Chemotherapy Treatment Certain sarcomas have the ability to spread to distant sites, most frequently to the lung and liver. Chemotherapy may be beneficial to patients with these types of sarcomas even if no sites of distant disease are identified in order to kill microscopic foci of tumor cells. If macroscopic distant disease is identified, chemotherapy may be beneficial in decreasing the growth and spread of disease.

Like radiation therapy, chemotherapy treatment can be given before and after surgical resection of the sarcoma. In certain cases, patients with large, aggressive sarcomas in difficult anatomic locations my benefit from pre-operative chemotherapy that may decrease tumor size and make surgical resection less difficult. Such pre-operative chemotherapy can also be combined with pre-operative radiation therapy.

The most widely used chemotherapeutic drugs for sarcoma are doxorubicin (adriamycin) and ifosfamide. In addition to these traditional agents, our sarcoma program participates in all clinical trials run through the Dana-Farber/Partners Cancer Care member institutions (Dana-Farber Cancer Center, Massachusetts General Hospital, and the Brigham and Women’s Hospital). Thus patients may be offered promising investigational drugs as part of their treatment. In the recent past, a drug called Gleevac was found to be highly effective against a particular type of sarcoma called gastrointestinal stromal tumors, producing very high response rates. Newer agents currently in various phases of clinical trials include Avastin (bevacizumab), a promising angiogenesis inhibitor, and ET743, a natural sea organism product with activity against liposarcomas and leiomyosarcomas.
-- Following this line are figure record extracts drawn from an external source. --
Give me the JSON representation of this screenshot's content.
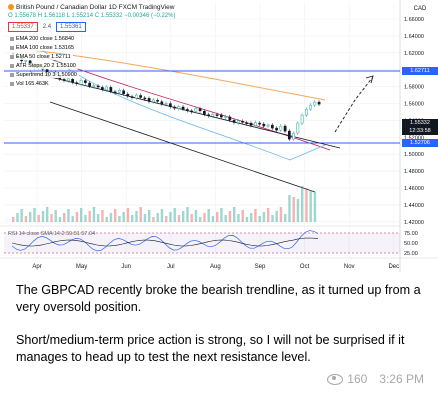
{
  "chart": {
    "title_line": "British Pound / Canadian Dollar  1D  FXCM  TradingView",
    "ohlc_line": "O 1.55678  H 1.56118  L 1.55214  C 1.55332  −0.00346 (−0.22%)",
    "sell_price": "1.55337",
    "spread": "2.4",
    "buy_price": "1.55361",
    "indicators": [
      "EMA 200 close  1.56840",
      "EMA 100 close  1.53165",
      "EMA 50 close  1.52711",
      "ATR Stops  20 2  1.55100",
      "Supertrend 10 3  1.50900",
      "Vol  165.463K"
    ],
    "currency": "CAD",
    "price_ticks": [
      "1.66000",
      "1.64000",
      "1.62000",
      "1.60000",
      "1.58000",
      "1.56000",
      "1.54000",
      "1.52000",
      "1.50000",
      "1.48000",
      "1.46000",
      "1.44000",
      "1.42000"
    ],
    "price_labels": [
      {
        "text": "1.62711",
        "color": "#2962ff"
      },
      {
        "text": "1.55332",
        "color": "#131722"
      },
      {
        "text": "12:33:58",
        "color": "#131722"
      },
      {
        "text": "1.52706",
        "color": "#2962ff"
      }
    ],
    "rsi_label": "RSI 14 close SMA 14 2  59.51  57.04",
    "rsi_ticks": [
      "75.00",
      "50.00",
      "25.00"
    ],
    "months": [
      "Apr",
      "May",
      "Jun",
      "Jul",
      "Aug",
      "Sep",
      "Oct",
      "Nov",
      "Dec"
    ]
  },
  "caption": {
    "paragraph_1": "The GBPCAD recently broke the bearish trendline, as it turned up from a very oversold position.",
    "paragraph_2": "Short/medium-term price action is strong, so I will not be surprised if it manages to head up to test the next resistance level."
  },
  "footer": {
    "views": "160",
    "time": "3:26 PM"
  },
  "colors": {
    "up": "#26a69a",
    "down": "#131722",
    "resistance": "#2962ff",
    "ema200": "#f0a860",
    "ema100": "#c2185b",
    "trendline": "#131722"
  }
}
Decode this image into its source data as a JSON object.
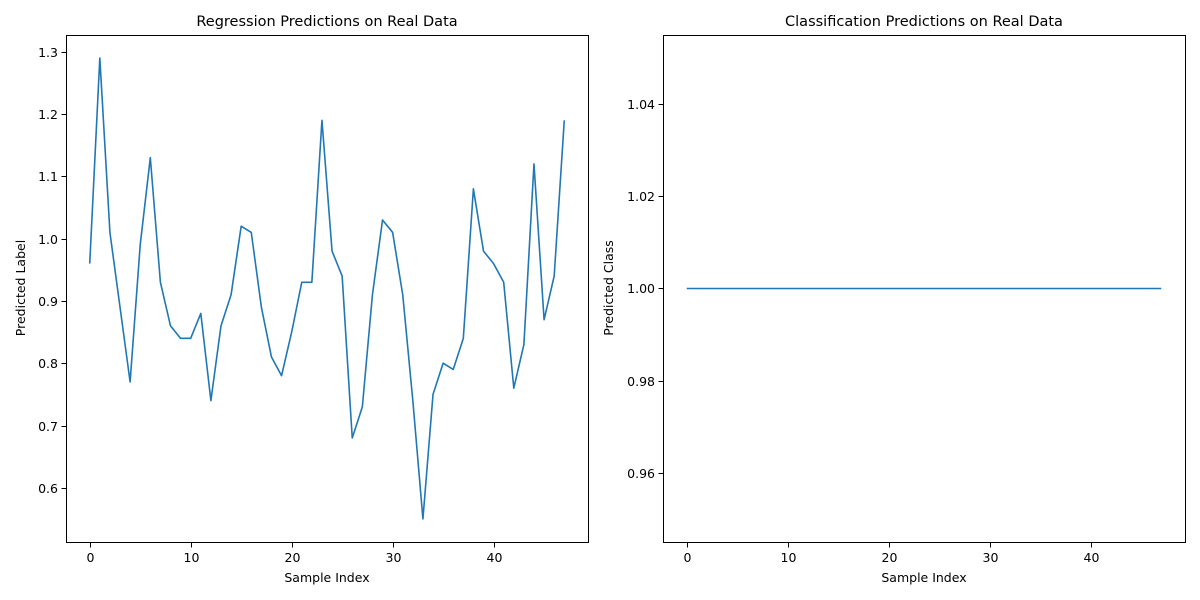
{
  "chart_data": [
    {
      "type": "line",
      "title": "Regression Predictions on Real Data",
      "xlabel": "Sample Index",
      "ylabel": "Predicted Label",
      "xlim": [
        -2.35,
        49.35
      ],
      "ylim": [
        0.513,
        1.327
      ],
      "xticks": [
        0,
        10,
        20,
        30,
        40
      ],
      "xtick_labels": [
        "0",
        "10",
        "20",
        "30",
        "40"
      ],
      "yticks": [
        0.6,
        0.7,
        0.8,
        0.9,
        1.0,
        1.1,
        1.2,
        1.3
      ],
      "ytick_labels": [
        "0.6",
        "0.7",
        "0.8",
        "0.9",
        "1.0",
        "1.1",
        "1.2",
        "1.3"
      ],
      "grid": false,
      "color": "#1f77b4",
      "series": [
        {
          "x": [
            0,
            1,
            2,
            3,
            4,
            5,
            6,
            7,
            8,
            9,
            10,
            11,
            12,
            13,
            14,
            15,
            16,
            17,
            18,
            19,
            20,
            21,
            22,
            23,
            24,
            25,
            26,
            27,
            28,
            29,
            30,
            31,
            32,
            33,
            34,
            35,
            36,
            37,
            38,
            39,
            40,
            41,
            42,
            43,
            44,
            45,
            46,
            47
          ],
          "y": [
            0.96,
            1.29,
            1.01,
            0.89,
            0.77,
            0.99,
            1.13,
            0.93,
            0.86,
            0.84,
            0.84,
            0.88,
            0.74,
            0.86,
            0.91,
            1.02,
            1.01,
            0.89,
            0.81,
            0.78,
            0.85,
            0.93,
            0.93,
            1.19,
            0.98,
            0.94,
            0.68,
            0.73,
            0.91,
            1.03,
            1.01,
            0.91,
            0.74,
            0.55,
            0.75,
            0.8,
            0.79,
            0.84,
            1.08,
            0.98,
            0.96,
            0.93,
            0.76,
            0.83,
            1.12,
            0.87,
            0.94,
            1.19
          ]
        }
      ]
    },
    {
      "type": "line",
      "title": "Classification Predictions on Real Data",
      "xlabel": "Sample Index",
      "ylabel": "Predicted Class",
      "xlim": [
        -2.35,
        49.35
      ],
      "ylim": [
        0.945,
        1.055
      ],
      "xticks": [
        0,
        10,
        20,
        30,
        40
      ],
      "xtick_labels": [
        "0",
        "10",
        "20",
        "30",
        "40"
      ],
      "yticks": [
        0.96,
        0.98,
        1.0,
        1.02,
        1.04
      ],
      "ytick_labels": [
        "0.96",
        "0.98",
        "1.00",
        "1.02",
        "1.04"
      ],
      "grid": false,
      "color": "#1f77b4",
      "series": [
        {
          "x": [
            0,
            1,
            2,
            3,
            4,
            5,
            6,
            7,
            8,
            9,
            10,
            11,
            12,
            13,
            14,
            15,
            16,
            17,
            18,
            19,
            20,
            21,
            22,
            23,
            24,
            25,
            26,
            27,
            28,
            29,
            30,
            31,
            32,
            33,
            34,
            35,
            36,
            37,
            38,
            39,
            40,
            41,
            42,
            43,
            44,
            45,
            46,
            47
          ],
          "y": [
            1,
            1,
            1,
            1,
            1,
            1,
            1,
            1,
            1,
            1,
            1,
            1,
            1,
            1,
            1,
            1,
            1,
            1,
            1,
            1,
            1,
            1,
            1,
            1,
            1,
            1,
            1,
            1,
            1,
            1,
            1,
            1,
            1,
            1,
            1,
            1,
            1,
            1,
            1,
            1,
            1,
            1,
            1,
            1,
            1,
            1,
            1,
            1
          ]
        }
      ]
    }
  ]
}
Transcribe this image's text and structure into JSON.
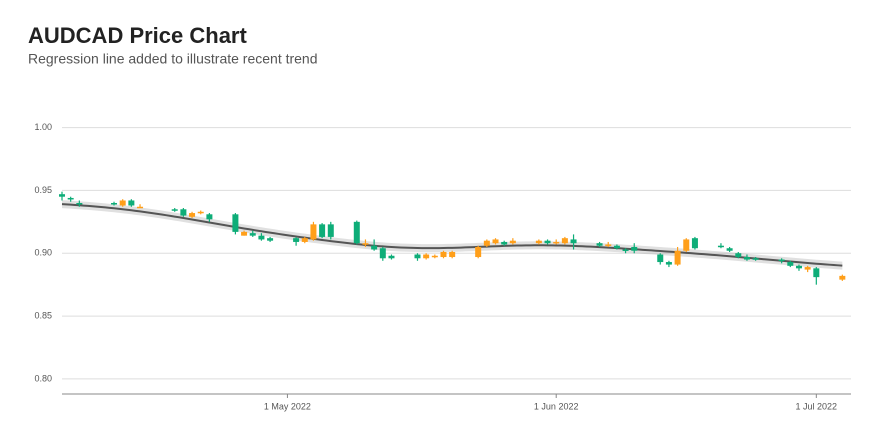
{
  "chart_data": {
    "type": "candlestick",
    "title": "AUDCAD Price Chart",
    "subtitle": "Regression line added to illustrate recent trend",
    "x": [
      "2022-04-05",
      "2022-04-06",
      "2022-04-07",
      "2022-04-11",
      "2022-04-12",
      "2022-04-13",
      "2022-04-14",
      "2022-04-18",
      "2022-04-19",
      "2022-04-20",
      "2022-04-21",
      "2022-04-22",
      "2022-04-25",
      "2022-04-26",
      "2022-04-27",
      "2022-04-28",
      "2022-04-29",
      "2022-05-02",
      "2022-05-03",
      "2022-05-04",
      "2022-05-05",
      "2022-05-06",
      "2022-05-09",
      "2022-05-10",
      "2022-05-11",
      "2022-05-12",
      "2022-05-13",
      "2022-05-16",
      "2022-05-17",
      "2022-05-18",
      "2022-05-19",
      "2022-05-20",
      "2022-05-23",
      "2022-05-24",
      "2022-05-25",
      "2022-05-26",
      "2022-05-27",
      "2022-05-30",
      "2022-05-31",
      "2022-06-01",
      "2022-06-02",
      "2022-06-03",
      "2022-06-06",
      "2022-06-07",
      "2022-06-08",
      "2022-06-09",
      "2022-06-10",
      "2022-06-13",
      "2022-06-14",
      "2022-06-15",
      "2022-06-16",
      "2022-06-17",
      "2022-06-20",
      "2022-06-21",
      "2022-06-22",
      "2022-06-23",
      "2022-06-24",
      "2022-06-27",
      "2022-06-28",
      "2022-06-29",
      "2022-06-30",
      "2022-07-01",
      "2022-07-04"
    ],
    "open": [
      0.947,
      0.944,
      0.94,
      0.94,
      0.938,
      0.942,
      0.937,
      0.935,
      0.935,
      0.929,
      0.932,
      0.931,
      0.931,
      0.914,
      0.916,
      0.914,
      0.912,
      0.912,
      0.909,
      0.911,
      0.923,
      0.923,
      0.925,
      0.907,
      0.906,
      0.904,
      0.898,
      0.899,
      0.896,
      0.897,
      0.897,
      0.897,
      0.897,
      0.906,
      0.908,
      0.909,
      0.908,
      0.908,
      0.91,
      0.908,
      0.908,
      0.911,
      0.908,
      0.906,
      0.906,
      0.903,
      0.905,
      0.899,
      0.893,
      0.891,
      0.902,
      0.912,
      0.906,
      0.904,
      0.9,
      0.897,
      0.896,
      0.895,
      0.893,
      0.89,
      0.887,
      0.888,
      0.879
    ],
    "high": [
      0.949,
      0.945,
      0.942,
      0.941,
      0.943,
      0.943,
      0.939,
      0.936,
      0.936,
      0.933,
      0.934,
      0.932,
      0.932,
      0.918,
      0.918,
      0.916,
      0.913,
      0.913,
      0.913,
      0.925,
      0.924,
      0.925,
      0.926,
      0.911,
      0.911,
      0.905,
      0.899,
      0.9,
      0.9,
      0.899,
      0.902,
      0.902,
      0.906,
      0.911,
      0.912,
      0.91,
      0.912,
      0.911,
      0.911,
      0.911,
      0.913,
      0.915,
      0.909,
      0.909,
      0.907,
      0.904,
      0.908,
      0.9,
      0.894,
      0.905,
      0.912,
      0.913,
      0.908,
      0.905,
      0.901,
      0.899,
      0.897,
      0.896,
      0.894,
      0.891,
      0.89,
      0.889,
      0.883
    ],
    "low": [
      0.942,
      0.941,
      0.937,
      0.938,
      0.937,
      0.937,
      0.936,
      0.933,
      0.929,
      0.928,
      0.931,
      0.925,
      0.915,
      0.914,
      0.913,
      0.91,
      0.909,
      0.906,
      0.908,
      0.91,
      0.912,
      0.911,
      0.907,
      0.905,
      0.902,
      0.894,
      0.895,
      0.894,
      0.895,
      0.896,
      0.896,
      0.896,
      0.896,
      0.905,
      0.907,
      0.906,
      0.907,
      0.907,
      0.907,
      0.907,
      0.907,
      0.903,
      0.905,
      0.905,
      0.903,
      0.9,
      0.9,
      0.891,
      0.889,
      0.89,
      0.901,
      0.903,
      0.904,
      0.901,
      0.896,
      0.894,
      0.894,
      0.892,
      0.889,
      0.886,
      0.885,
      0.875,
      0.878
    ],
    "close": [
      0.945,
      0.943,
      0.939,
      0.939,
      0.942,
      0.938,
      0.937,
      0.934,
      0.93,
      0.932,
      0.933,
      0.927,
      0.917,
      0.917,
      0.914,
      0.911,
      0.91,
      0.909,
      0.912,
      0.923,
      0.913,
      0.913,
      0.908,
      0.908,
      0.903,
      0.896,
      0.896,
      0.896,
      0.899,
      0.898,
      0.901,
      0.901,
      0.905,
      0.91,
      0.911,
      0.907,
      0.91,
      0.91,
      0.908,
      0.909,
      0.912,
      0.908,
      0.906,
      0.907,
      0.904,
      0.902,
      0.902,
      0.893,
      0.891,
      0.902,
      0.911,
      0.904,
      0.905,
      0.902,
      0.897,
      0.895,
      0.895,
      0.894,
      0.89,
      0.888,
      0.889,
      0.881,
      0.882
    ],
    "up_color": "#ff9f1a",
    "down_color": "#0ead78",
    "xlim": [
      "2022-04-05",
      "2022-07-05"
    ],
    "xticks": [
      {
        "value": "2022-05-01",
        "label": "1 May 2022"
      },
      {
        "value": "2022-06-01",
        "label": "1 Jun 2022"
      },
      {
        "value": "2022-07-01",
        "label": "1 Jul 2022"
      }
    ],
    "ylim": [
      0.788,
      1.014
    ],
    "yticks": [
      {
        "value": 0.8,
        "label": "0.80"
      },
      0.85,
      {
        "value": 0.9,
        "label": "0.90"
      },
      0.95,
      {
        "value": 1.0,
        "label": "1.00"
      }
    ],
    "grid": true,
    "trend_line": true
  }
}
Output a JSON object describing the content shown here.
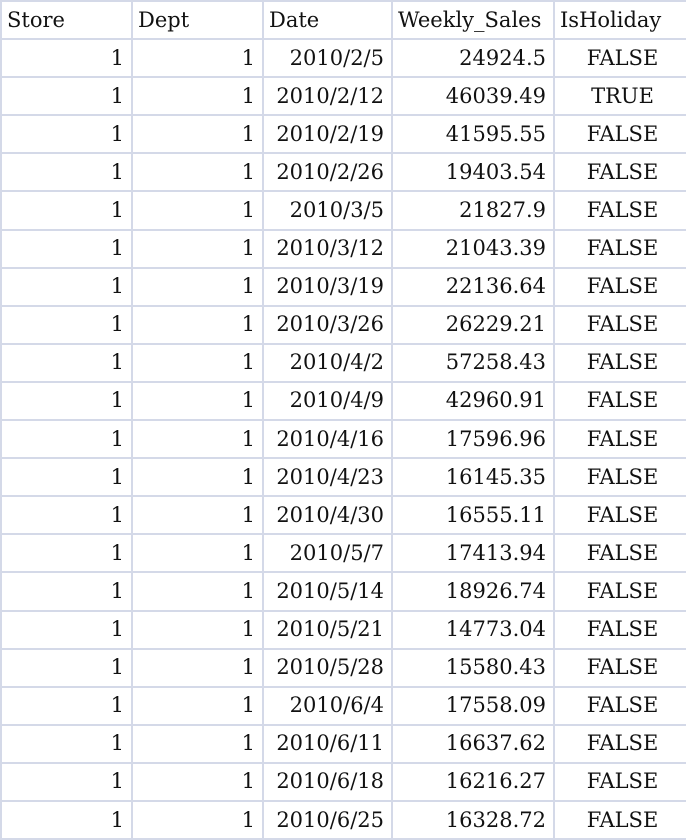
{
  "sheet": {
    "headers": [
      "Store",
      "Dept",
      "Date",
      "Weekly_Sales",
      "IsHoliday"
    ],
    "rows": [
      [
        "1",
        "1",
        "2010/2/5",
        "24924.5",
        "FALSE"
      ],
      [
        "1",
        "1",
        "2010/2/12",
        "46039.49",
        "TRUE"
      ],
      [
        "1",
        "1",
        "2010/2/19",
        "41595.55",
        "FALSE"
      ],
      [
        "1",
        "1",
        "2010/2/26",
        "19403.54",
        "FALSE"
      ],
      [
        "1",
        "1",
        "2010/3/5",
        "21827.9",
        "FALSE"
      ],
      [
        "1",
        "1",
        "2010/3/12",
        "21043.39",
        "FALSE"
      ],
      [
        "1",
        "1",
        "2010/3/19",
        "22136.64",
        "FALSE"
      ],
      [
        "1",
        "1",
        "2010/3/26",
        "26229.21",
        "FALSE"
      ],
      [
        "1",
        "1",
        "2010/4/2",
        "57258.43",
        "FALSE"
      ],
      [
        "1",
        "1",
        "2010/4/9",
        "42960.91",
        "FALSE"
      ],
      [
        "1",
        "1",
        "2010/4/16",
        "17596.96",
        "FALSE"
      ],
      [
        "1",
        "1",
        "2010/4/23",
        "16145.35",
        "FALSE"
      ],
      [
        "1",
        "1",
        "2010/4/30",
        "16555.11",
        "FALSE"
      ],
      [
        "1",
        "1",
        "2010/5/7",
        "17413.94",
        "FALSE"
      ],
      [
        "1",
        "1",
        "2010/5/14",
        "18926.74",
        "FALSE"
      ],
      [
        "1",
        "1",
        "2010/5/21",
        "14773.04",
        "FALSE"
      ],
      [
        "1",
        "1",
        "2010/5/28",
        "15580.43",
        "FALSE"
      ],
      [
        "1",
        "1",
        "2010/6/4",
        "17558.09",
        "FALSE"
      ],
      [
        "1",
        "1",
        "2010/6/11",
        "16637.62",
        "FALSE"
      ],
      [
        "1",
        "1",
        "2010/6/18",
        "16216.27",
        "FALSE"
      ],
      [
        "1",
        "1",
        "2010/6/25",
        "16328.72",
        "FALSE"
      ]
    ]
  }
}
Our ServicesAll of the surgical oncologists who treat soft tissue sarcomas participate in the Center for Sarcoma and Connective Tissue Oncology where the patients benefit from a collabortive team approach to their care and management.

  • Consultation on all types of imaging studies including computerized tomography, magnetic resonance imaging, and PET scan. Images sent or delivered with a request for consultation will be returned with a letter offering our interpretation within 48 hours, or sooner in the case of urgent problems.
  • Radiation therapy delivered with a variety of techniques. These include external beam x-rays and electrons. Radiation may also be delivered by brachytherapy, intraoperative radiation therapy, and proton beam radiation therapy. Proton beam radiation therapy is a high technology particle therapy that allows for precision targeting of tumors while minimizing normal tissue irradiation. These techniques can allow for the escalation of radiation dose beyond what can be achieved with conventional external beam techniques.
  • Chemotherapy offered to certain patients with sarcomas who are at moderate or high risk of tumor spread to distant sites. At the Massachusetts General Hospital Cancer Center, there are also a number of combined chemotherapy-radiation therapy-surgery protocols for the treatment of high risk soft tissue sarcomas.